Ophir worked to control her tone before saying, “I’m perfectly safe. But you? Why are you allowed to roam free when the grounds are on lockdown?”

“Not a very effective lockdown, is it?” they replied. “Not when each fae knows best for their gifts and their fate. Militant law is less effective in a kingdom where autonomy is respected.”

Such a strange comment. Ophir hardly understood if it was a compliment or condemnation of Raascot’s means of rule.

Ophir helped them to their room while they made idle, uncomfortable chatter. She offered a few more bewildered proclamations over the strange insect, a flimsy attempt to compliment Gwydir, and a disconnected ramble about the terrible events regarding the servants.

“Are you an attendant?” she asked.

“No,” they said, “I’m the court-appointed medium.

” They released a long, slow exhale as they reached their door, dragging their eyes appraisingly up and down Ophir’s form.

They swept an arm into the open doorway and ushered Ophir toward a round table stationed in the middle of their room.

“If I had to guess, I’d say that’s why you’ve truly been brought to me.

So tell me, Princess Ophir, would you like to see your sister? ”

***

The second hand of a clock ticked, ticked, ticked, until the seconds slowed.

Time bent. The clock sped up, then slowed down, then, if Ophir wasn’t mistaken, began to tick backward. She opened her mouth to ask the medium what was happening, but the person in the yellow scarf had vanished.

Her need for dark hair and mint and to locate the siren’s bloody wrath dissipated.

The moment the smell of cherry blossoms and petrichor washed through the room, her nerves, her sickness, her uncertainty and panic and chaos all faded away.

She blinked as two beautiful blue eyes stared back at her.

“Firi,” Caris said quietly.

Ophir gasped on her sob, though no tears fell. She tightened her hold on the soft, angelic hands that gripped her own.

“Is it really you?” Ophir asked.

Caris frowned, golden brows meeting in the middle as she asked, “Who else would I be?”

Ophir’s chest heaved as she swallowed her next sob.

“Caris, are you okay? Are you safe? I’m so sorry.

I’m so sorry about the party—” Her voice broke as the tears began to fall.

They hit the table with the volume of rainwater, each salted splash shattering into a million smaller pieces.

Ophir wanted to wipe her face but knew she couldn’t break her connection.

“I never should have brought you to the party. It’s my fault. I’m so sorry—”

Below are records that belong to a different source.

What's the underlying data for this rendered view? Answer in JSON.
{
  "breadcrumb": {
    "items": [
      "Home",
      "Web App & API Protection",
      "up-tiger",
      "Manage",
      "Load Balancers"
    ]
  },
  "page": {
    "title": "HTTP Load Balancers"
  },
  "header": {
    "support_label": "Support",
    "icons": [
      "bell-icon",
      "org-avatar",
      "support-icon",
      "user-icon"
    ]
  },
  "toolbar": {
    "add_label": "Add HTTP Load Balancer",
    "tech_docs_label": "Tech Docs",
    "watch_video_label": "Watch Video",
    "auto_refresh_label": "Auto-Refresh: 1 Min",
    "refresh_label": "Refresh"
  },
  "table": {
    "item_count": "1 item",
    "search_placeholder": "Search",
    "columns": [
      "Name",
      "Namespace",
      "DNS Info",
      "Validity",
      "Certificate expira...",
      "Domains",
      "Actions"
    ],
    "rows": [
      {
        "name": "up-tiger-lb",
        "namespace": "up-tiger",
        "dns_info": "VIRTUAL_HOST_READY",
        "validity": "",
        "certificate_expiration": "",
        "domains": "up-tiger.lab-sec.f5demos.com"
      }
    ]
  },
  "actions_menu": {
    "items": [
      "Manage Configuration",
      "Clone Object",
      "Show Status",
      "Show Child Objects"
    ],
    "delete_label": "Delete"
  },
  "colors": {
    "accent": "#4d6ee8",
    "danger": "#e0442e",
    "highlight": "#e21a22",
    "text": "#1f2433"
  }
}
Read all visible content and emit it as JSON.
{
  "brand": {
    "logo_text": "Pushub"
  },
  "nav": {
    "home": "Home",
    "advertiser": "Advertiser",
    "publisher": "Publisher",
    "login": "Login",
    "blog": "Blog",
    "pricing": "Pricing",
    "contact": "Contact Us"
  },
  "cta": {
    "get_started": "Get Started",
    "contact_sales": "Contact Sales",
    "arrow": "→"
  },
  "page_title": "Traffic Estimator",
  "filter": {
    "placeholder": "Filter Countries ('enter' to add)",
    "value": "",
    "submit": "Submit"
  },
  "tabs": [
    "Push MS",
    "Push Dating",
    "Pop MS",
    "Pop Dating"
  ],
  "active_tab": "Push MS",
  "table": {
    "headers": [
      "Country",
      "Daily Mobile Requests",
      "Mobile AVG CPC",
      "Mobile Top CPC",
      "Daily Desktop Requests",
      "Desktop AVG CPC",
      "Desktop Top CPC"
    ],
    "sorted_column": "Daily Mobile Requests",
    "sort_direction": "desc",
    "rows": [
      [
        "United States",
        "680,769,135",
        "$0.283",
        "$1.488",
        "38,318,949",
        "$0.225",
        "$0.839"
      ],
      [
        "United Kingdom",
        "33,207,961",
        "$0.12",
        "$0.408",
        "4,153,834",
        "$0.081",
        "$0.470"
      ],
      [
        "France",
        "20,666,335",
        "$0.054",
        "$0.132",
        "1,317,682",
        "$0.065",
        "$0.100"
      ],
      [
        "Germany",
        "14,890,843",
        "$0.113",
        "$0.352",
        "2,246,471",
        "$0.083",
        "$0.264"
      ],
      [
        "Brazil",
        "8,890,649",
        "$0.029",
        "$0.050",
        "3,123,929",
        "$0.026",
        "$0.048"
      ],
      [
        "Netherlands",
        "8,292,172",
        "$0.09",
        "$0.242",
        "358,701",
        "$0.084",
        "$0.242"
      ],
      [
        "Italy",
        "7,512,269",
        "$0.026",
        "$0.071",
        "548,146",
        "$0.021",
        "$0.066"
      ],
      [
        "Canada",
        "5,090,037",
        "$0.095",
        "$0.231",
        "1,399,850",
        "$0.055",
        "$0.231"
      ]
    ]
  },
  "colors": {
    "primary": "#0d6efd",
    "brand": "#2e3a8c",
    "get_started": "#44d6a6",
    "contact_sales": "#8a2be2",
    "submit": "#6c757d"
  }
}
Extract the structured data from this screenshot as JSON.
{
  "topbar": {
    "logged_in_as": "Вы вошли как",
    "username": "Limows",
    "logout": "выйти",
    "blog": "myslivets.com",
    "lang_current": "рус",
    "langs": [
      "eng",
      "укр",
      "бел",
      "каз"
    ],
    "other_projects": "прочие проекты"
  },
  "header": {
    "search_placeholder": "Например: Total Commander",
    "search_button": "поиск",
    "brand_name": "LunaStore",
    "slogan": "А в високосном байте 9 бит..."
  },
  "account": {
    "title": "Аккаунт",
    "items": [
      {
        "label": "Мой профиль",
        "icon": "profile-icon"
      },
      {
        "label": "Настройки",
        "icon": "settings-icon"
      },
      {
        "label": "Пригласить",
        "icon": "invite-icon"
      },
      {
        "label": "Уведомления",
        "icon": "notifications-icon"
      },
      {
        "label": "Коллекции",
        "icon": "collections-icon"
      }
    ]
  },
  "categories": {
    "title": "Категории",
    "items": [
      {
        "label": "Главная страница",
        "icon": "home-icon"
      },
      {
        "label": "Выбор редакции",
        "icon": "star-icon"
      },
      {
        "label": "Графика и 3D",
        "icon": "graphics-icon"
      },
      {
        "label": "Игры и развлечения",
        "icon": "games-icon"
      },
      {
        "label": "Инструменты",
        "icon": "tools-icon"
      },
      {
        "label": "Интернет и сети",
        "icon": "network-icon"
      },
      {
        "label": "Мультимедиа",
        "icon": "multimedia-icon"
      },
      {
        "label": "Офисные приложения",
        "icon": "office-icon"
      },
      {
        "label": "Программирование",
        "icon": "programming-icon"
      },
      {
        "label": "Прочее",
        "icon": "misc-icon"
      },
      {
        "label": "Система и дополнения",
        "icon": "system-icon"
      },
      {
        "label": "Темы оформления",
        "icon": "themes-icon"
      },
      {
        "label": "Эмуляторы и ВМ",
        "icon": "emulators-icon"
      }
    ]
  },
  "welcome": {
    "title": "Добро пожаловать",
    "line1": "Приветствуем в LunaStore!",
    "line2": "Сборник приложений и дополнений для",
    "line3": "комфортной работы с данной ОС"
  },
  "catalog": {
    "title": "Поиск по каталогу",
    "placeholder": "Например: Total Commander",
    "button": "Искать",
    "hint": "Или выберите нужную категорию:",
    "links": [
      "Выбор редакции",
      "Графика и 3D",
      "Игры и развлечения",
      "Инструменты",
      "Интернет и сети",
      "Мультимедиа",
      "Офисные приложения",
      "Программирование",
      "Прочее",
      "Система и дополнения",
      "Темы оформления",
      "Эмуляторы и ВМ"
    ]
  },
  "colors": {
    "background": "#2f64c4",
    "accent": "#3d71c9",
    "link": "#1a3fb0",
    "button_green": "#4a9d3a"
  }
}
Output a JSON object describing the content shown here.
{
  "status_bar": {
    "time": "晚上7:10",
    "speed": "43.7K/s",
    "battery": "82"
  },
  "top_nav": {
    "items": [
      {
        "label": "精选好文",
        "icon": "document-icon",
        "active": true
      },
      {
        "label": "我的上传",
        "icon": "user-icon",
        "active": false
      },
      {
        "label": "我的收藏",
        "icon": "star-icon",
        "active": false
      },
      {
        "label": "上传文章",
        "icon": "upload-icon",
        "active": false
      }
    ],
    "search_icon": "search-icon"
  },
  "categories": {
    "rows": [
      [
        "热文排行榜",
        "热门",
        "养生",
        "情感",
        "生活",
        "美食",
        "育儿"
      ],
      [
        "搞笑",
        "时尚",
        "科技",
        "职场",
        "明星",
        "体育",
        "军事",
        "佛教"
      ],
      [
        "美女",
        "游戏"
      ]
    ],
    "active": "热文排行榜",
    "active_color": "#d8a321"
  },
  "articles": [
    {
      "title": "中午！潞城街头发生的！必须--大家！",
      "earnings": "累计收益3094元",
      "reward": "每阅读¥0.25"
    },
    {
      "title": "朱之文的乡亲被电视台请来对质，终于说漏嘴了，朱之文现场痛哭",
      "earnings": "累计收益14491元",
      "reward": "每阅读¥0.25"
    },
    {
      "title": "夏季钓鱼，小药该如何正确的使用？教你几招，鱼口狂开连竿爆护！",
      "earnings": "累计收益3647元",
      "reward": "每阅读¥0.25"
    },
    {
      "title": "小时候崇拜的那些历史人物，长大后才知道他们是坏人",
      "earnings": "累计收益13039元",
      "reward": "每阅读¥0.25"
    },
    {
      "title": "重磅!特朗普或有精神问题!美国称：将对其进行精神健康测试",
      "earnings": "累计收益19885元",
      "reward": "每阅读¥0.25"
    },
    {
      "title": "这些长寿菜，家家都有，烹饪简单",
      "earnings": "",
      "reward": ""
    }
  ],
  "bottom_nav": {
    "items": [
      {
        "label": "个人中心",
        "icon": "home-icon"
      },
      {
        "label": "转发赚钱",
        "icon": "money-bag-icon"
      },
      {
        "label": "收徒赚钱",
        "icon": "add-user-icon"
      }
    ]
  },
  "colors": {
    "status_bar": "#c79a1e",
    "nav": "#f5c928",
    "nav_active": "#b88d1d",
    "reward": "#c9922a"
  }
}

“I always was there,” Caris said softly. “I will be there forever. I am always meant to be there. It is the only thing that could have happened. The only thing that will.”

Ophir’s toffee strands of hair swished around her shoulders as she shook.

“You are a beautiful bride,” Caris said.

Ophir pulled a ragged breath through gritted teeth as she said, “I don’t want to marry him. He’s your fiancé. The two of you… That was real love. He’s still so deeply in love with you.”

“You always will,” Caris said. “You already have. Your wedding is at sunset…was at sunset…will be in Aubade, near the cliffs.” Her lower lip quivered slightly as she looked to the side. “It’s important. It’s terrible. It’s perfect. It’s a nightmare. It needs to happen. It always has.”

“Why are you talking like that? What are you saying?”

Caris tilted her head, golden curls tumbling softly over her shoulder.

Ophir realized that Caris was in the same lovely pink dress that she’d worn on the night of the party.

She scanned Ophir, then the ghost of a smile danced on her eyes as she said, “A marriage to Ceneth will have been your only path forward. Only one sister could wed Raascot’s king.

It will be the sister who needs it more.

He was so beautiful. He is so kind. He will make a splendid husband to his bride. ”

Ophir could scarcely see Caris’s blurry shape through the wall of tears that refused to clear from her vision. “He will never love me,” she said. “We will never be good spouses to one another.”

“No, no,” Caris responded airily, “not to you—to his wife. Move forward, Firi. Take each step forward until you reach the woods. He is happy. Almost. I would miss him, if I could.”

Her smile faltered. A sharp intake of air broke Ophir’s sadness.